18:1 Nel terzo anno di Hosea, figlio di Elah, re d'Israele, iniziò a regnare Ezechia, figlio di Achaz, re di Giuda.

18:2 Egli era d'età di venticinque anni, quando cominciò a regnare; e regnò ventinove anni in Gerusalemme. E il nome di sua madre era Abi, figliuola di Zaccaria.

18:2 Avea venticinque anni quando cominciò a regnare, e regnò ventinove anni a Gerusalemme. Sua madre si chiamava Abi, figliuola di Zaccaria.

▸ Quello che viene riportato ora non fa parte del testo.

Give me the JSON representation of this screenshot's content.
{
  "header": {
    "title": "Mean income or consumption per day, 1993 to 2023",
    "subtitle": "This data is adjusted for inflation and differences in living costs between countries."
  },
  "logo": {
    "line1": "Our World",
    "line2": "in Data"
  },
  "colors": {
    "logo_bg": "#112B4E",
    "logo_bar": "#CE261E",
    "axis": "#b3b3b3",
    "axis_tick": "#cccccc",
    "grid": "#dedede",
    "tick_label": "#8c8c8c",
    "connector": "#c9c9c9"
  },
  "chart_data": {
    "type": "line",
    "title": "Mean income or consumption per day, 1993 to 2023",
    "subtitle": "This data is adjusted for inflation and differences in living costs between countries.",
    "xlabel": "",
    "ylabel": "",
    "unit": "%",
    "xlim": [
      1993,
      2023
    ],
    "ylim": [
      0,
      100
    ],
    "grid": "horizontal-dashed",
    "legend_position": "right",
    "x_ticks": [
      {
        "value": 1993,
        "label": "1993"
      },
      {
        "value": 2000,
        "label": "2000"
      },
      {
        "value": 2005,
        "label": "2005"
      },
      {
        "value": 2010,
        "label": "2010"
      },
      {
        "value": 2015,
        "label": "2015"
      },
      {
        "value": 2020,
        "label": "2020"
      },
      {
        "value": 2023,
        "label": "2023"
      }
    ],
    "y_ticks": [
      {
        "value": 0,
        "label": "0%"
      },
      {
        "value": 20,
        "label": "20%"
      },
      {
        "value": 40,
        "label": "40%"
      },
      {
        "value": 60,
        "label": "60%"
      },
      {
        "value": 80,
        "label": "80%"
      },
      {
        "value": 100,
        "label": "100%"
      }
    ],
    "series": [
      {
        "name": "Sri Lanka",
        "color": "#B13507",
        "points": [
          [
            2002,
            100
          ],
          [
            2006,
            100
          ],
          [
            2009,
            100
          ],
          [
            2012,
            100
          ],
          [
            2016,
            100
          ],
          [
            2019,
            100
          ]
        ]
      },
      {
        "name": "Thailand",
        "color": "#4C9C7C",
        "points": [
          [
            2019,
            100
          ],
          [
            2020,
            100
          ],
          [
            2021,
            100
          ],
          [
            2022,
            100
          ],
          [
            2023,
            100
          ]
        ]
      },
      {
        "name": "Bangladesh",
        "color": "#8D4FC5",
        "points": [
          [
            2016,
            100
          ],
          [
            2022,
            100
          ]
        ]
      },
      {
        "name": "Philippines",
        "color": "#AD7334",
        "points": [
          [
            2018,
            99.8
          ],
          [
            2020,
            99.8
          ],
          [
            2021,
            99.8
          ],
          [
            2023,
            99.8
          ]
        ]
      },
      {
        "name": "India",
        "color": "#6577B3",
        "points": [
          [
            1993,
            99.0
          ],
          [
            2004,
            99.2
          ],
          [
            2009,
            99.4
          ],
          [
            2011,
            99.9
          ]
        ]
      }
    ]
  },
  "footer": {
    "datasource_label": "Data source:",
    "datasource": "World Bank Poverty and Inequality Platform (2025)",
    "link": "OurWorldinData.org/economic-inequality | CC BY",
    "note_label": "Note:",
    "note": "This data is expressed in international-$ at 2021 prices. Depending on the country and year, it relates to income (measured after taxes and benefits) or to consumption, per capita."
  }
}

18:2 Aveva venticinque anni quando cominciò a regnare, e regnò ventinove anni a Gerusalemme. Sua madre si chiamava Abi, figlia di Zaccaria.

18:2 Aveva venticinque anni quando iniziò a regnare, e regnò ventinove anni a Gerusalemme. Sua madre si chiamava Abi, figlia di Zaccaria.

18:3 Egli fece quello che piace al Signore, interamente come avea fatto Davide, suo padre.

18:3 Egli fece ciò ch’è giusto agli occhi dell’Eterno, interamente come avea fatto Davide suo padre.

18:3 Egli fece ciò che è giusto agli occhi del SIGNORE, proprio come aveva fatto Davide suo padre.

18:3 Egli fece ciò che è giusto agli occhi dell'Eterno, secondo tutto ciò che aveva fatto Davide suo padre.

18:4 Egli tolse via gli alti luoghi, e spezzò le statue, e tagliò i boschi, e stritolò il serpente di rame che Mosè avea fatto; perciocchè infino a quel tempo i figliuoli d'Israele gli facevano profumi; e lo chiamò Nehustan.

18:4 Soppresse gli alti luoghi, frantumò le statue, abbatté l’idolo d’Astarte, e fece a pezzi il serpente di rame che Mosè avea fatto; perché i figliuoli d’Israele gli aveano fino a quel tempo offerto profumi; ei lo chiamò Nehushtan.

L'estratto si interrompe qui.